Comment Re:It's been 15+ years ... (Score 2, Informative) 125
rpm in its base form is relatively unchanged from the perspective of basic package management functionality. It still installs, updated, or removes individual packages.
But these days one uses dnf rather than interact directly with rpm. dnf takes care of pulling in any dependencies, downloading them, and handing them off to rpm to install. rpm's equivalent on Ubuntu would be dpkg, I believe, while dnf is apt.
The major changes to rpm have been on the development side. By default when you build new packages with rpmbuild, rpmbuild will pull out all debug symbols together with the source code and shuffle them off into a separate debuginfo and debugsource subpackage.

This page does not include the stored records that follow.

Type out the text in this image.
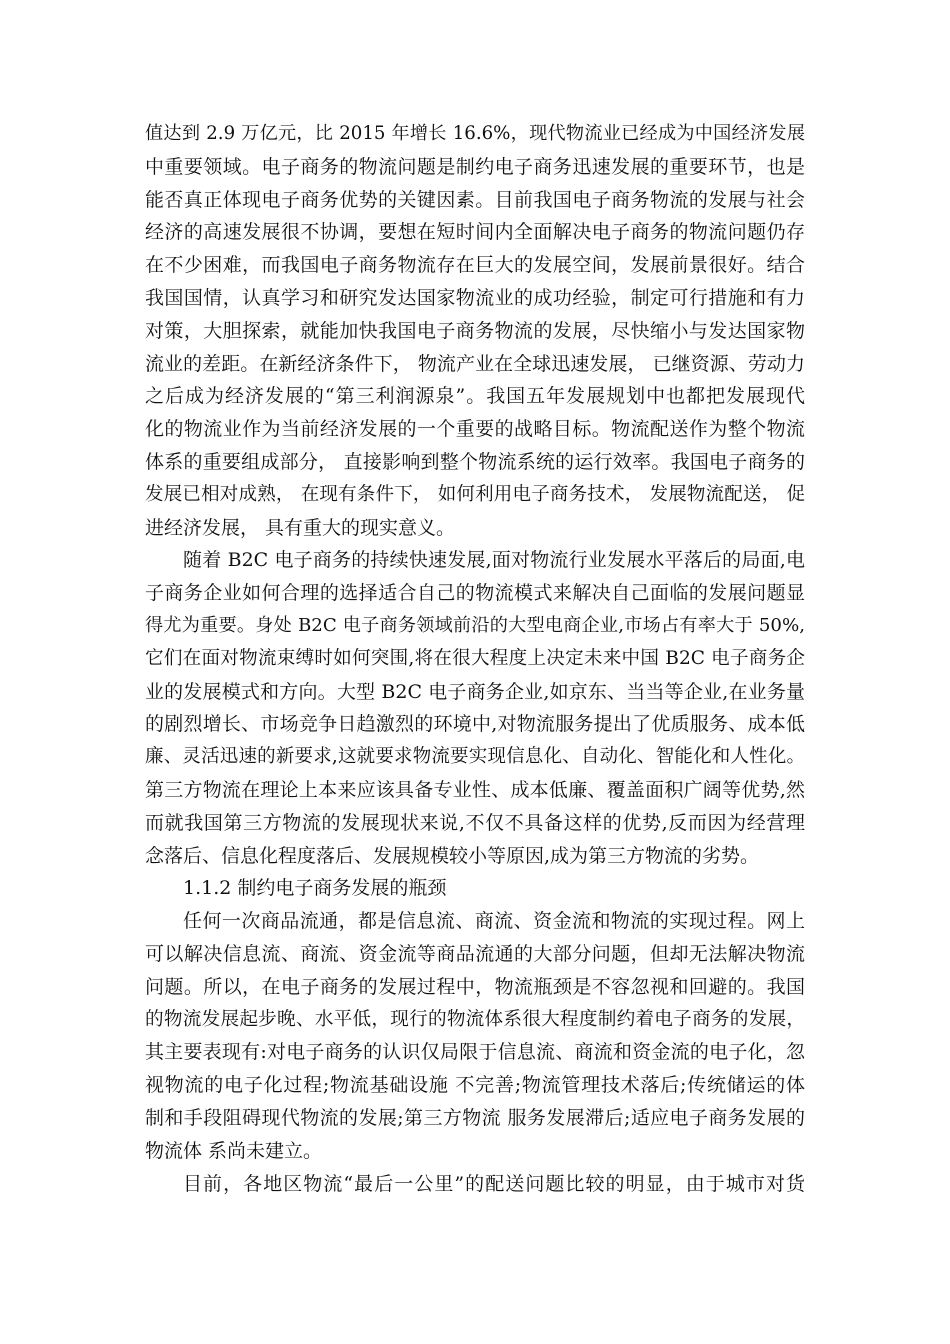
值达到 2.9 万亿元，比 2015 年增长 16.6%，现代物流业已经成为中国经济发展
中重要领域。电子商务的物流问题是制约电子商务迅速发展的重要环节，也是
能否真正体现电子商务优势的关键因素。目前我国电子商务物流的发展与社会
经济的高速发展很不协调，要想在短时间内全面解决电子商务的物流问题仍存
在不少困难，而我国电子商务物流存在巨大的发展空间，发展前景很好。结合
我国国情，认真学习和研究发达国家物流业的成功经验，制定可行措施和有力
对策，大胆探索，就能加快我国电子商务物流的发展，尽快缩小与发达国家物
流业的差距。在新经济条件下， 物流产业在全球迅速发展， 已继资源、劳动力
之后成为经济发展的“第三利润源泉”。我国五年发展规划中也都把发展现代
化的物流业作为当前经济发展的一个重要的战略目标。物流配送作为整个物流
体系的重要组成部分， 直接影响到整个物流系统的运行效率。我国电子商务的
发展已相对成熟， 在现有条件下， 如何利用电子商务技术， 发展物流配送， 促
进经济发展， 具有重大的现实意义。
随着 B2C 电子商务的持续快速发展,面对物流行业发展水平落后的局面,电
子商务企业如何合理的选择适合自己的物流模式来解决自己面临的发展问题显
得尤为重要。身处 B2C 电子商务领域前沿的大型电商企业,市场占有率大于 50%,
它们在面对物流束缚时如何突围,将在很大程度上决定未来中国 B2C 电子商务企
业的发展模式和方向。大型 B2C 电子商务企业,如京东、当当等企业,在业务量
的剧烈增长、市场竞争日趋激烈的环境中,对物流服务提出了优质服务、成本低
廉、灵活迅速的新要求,这就要求物流要实现信息化、自动化、智能化和人性化。
第三方物流在理论上本来应该具备专业性、成本低廉、覆盖面积广阔等优势,然
而就我国第三方物流的发展现状来说,不仅不具备这样的优势,反而因为经营理
念落后、信息化程度落后、发展规模较小等原因,成为第三方物流的劣势。
1.1.2 制约电子商务发展的瓶颈
任何一次商品流通，都是信息流、商流、资金流和物流的实现过程。网上
可以解决信息流、商流、资金流等商品流通的大部分问题，但却无法解决物流
问题。所以，在电子商务的发展过程中，物流瓶颈是不容忽视和回避的。我国
的物流发展起步晚、水平低，现行的物流体系很大程度制约着电子商务的发展，
其主要表现有:对电子商务的认识仅局限于信息流、商流和资金流的电子化，忽
视物流的电子化过程;物流基础设施 不完善;物流管理技术落后;传统储运的体
制和手段阻碍现代物流的发展;第三方物流 服务发展滞后;适应电子商务发展的
物流体 系尚未建立。
目前，各地区物流“最后一公里”的配送问题比较的明显，由于城市对货
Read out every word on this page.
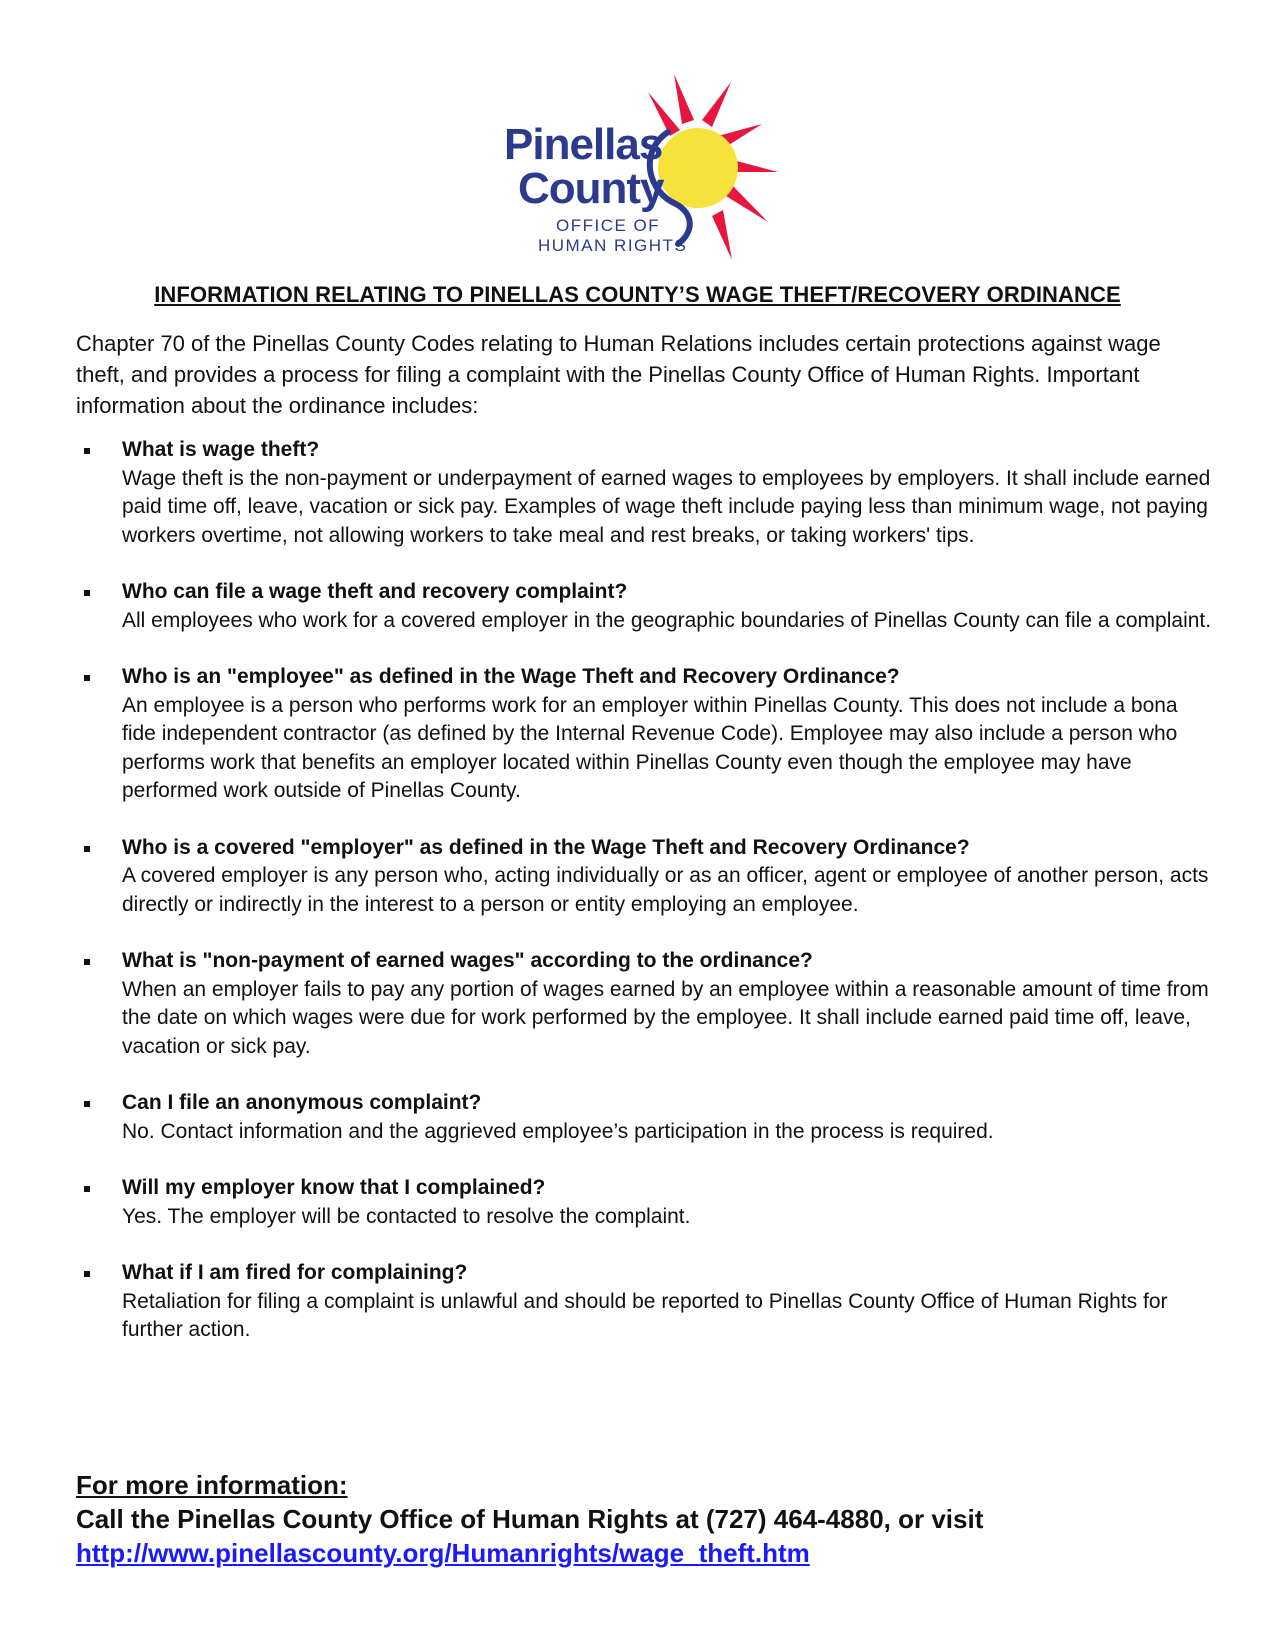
Pinellas
County
OFFICE OF
HUMAN RIGHTS
INFORMATION RELATING TO PINELLAS COUNTY’S WAGE THEFT/RECOVERY ORDINANCE
Chapter 70 of the Pinellas County Codes relating to Human Relations includes certain protections against wage theft, and provides a process for filing a complaint with the Pinellas County Office of Human Rights. Important information about the ordinance includes:
What is wage theft?
Wage theft is the non-payment or underpayment of earned wages to employees by employers. It shall include earned paid time off, leave, vacation or sick pay. Examples of wage theft include paying less than minimum wage, not paying workers overtime, not allowing workers to take meal and rest breaks, or taking workers' tips.
Who can file a wage theft and recovery complaint?
All employees who work for a covered employer in the geographic boundaries of Pinellas County can file a complaint.
Who is an "employee" as defined in the Wage Theft and Recovery Ordinance?
An employee is a person who performs work for an employer within Pinellas County. This does not include a bona fide independent contractor (as defined by the Internal Revenue Code). Employee may also include a person who performs work that benefits an employer located within Pinellas County even though the employee may have performed work outside of Pinellas County.
Who is a covered "employer" as defined in the Wage Theft and Recovery Ordinance?
A covered employer is any person who, acting individually or as an officer, agent or employee of another person, acts directly or indirectly in the interest to a person or entity employing an employee.
What is "non-payment of earned wages" according to the ordinance?
When an employer fails to pay any portion of wages earned by an employee within a reasonable amount of time from the date on which wages were due for work performed by the employee. It shall include earned paid time off, leave, vacation or sick pay.
Can I file an anonymous complaint?
No. Contact information and the aggrieved employee’s participation in the process is required.
Will my employer know that I complained?
Yes. The employer will be contacted to resolve the complaint.
What if I am fired for complaining?
Retaliation for filing a complaint is unlawful and should be reported to Pinellas County Office of Human Rights for further action.
For more information:
Call the Pinellas County Office of Human Rights at (727) 464-4880, or visit
http://www.pinellascounty.org/Humanrights/wage_theft.htm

You then proceed and install the base rpm packages. If it becomes necessary to debug something, installing the debug subpackages lets you run the binaries in gdb. You get the usual problems to deal with, when debugging optimized code, however in many cases it's possible to gather some useful debug diagnostic from the installed packages, as is, without attempting to set up a debug build.
Finally dnf/rpm now handles updating one Fedora release to another. The Anaconda installer is not used any more for updating Fedora releases. This means that updating to a Fedora release doesn't just leave you with just the set of packages on the installation media but with the new release that already has all updates installed.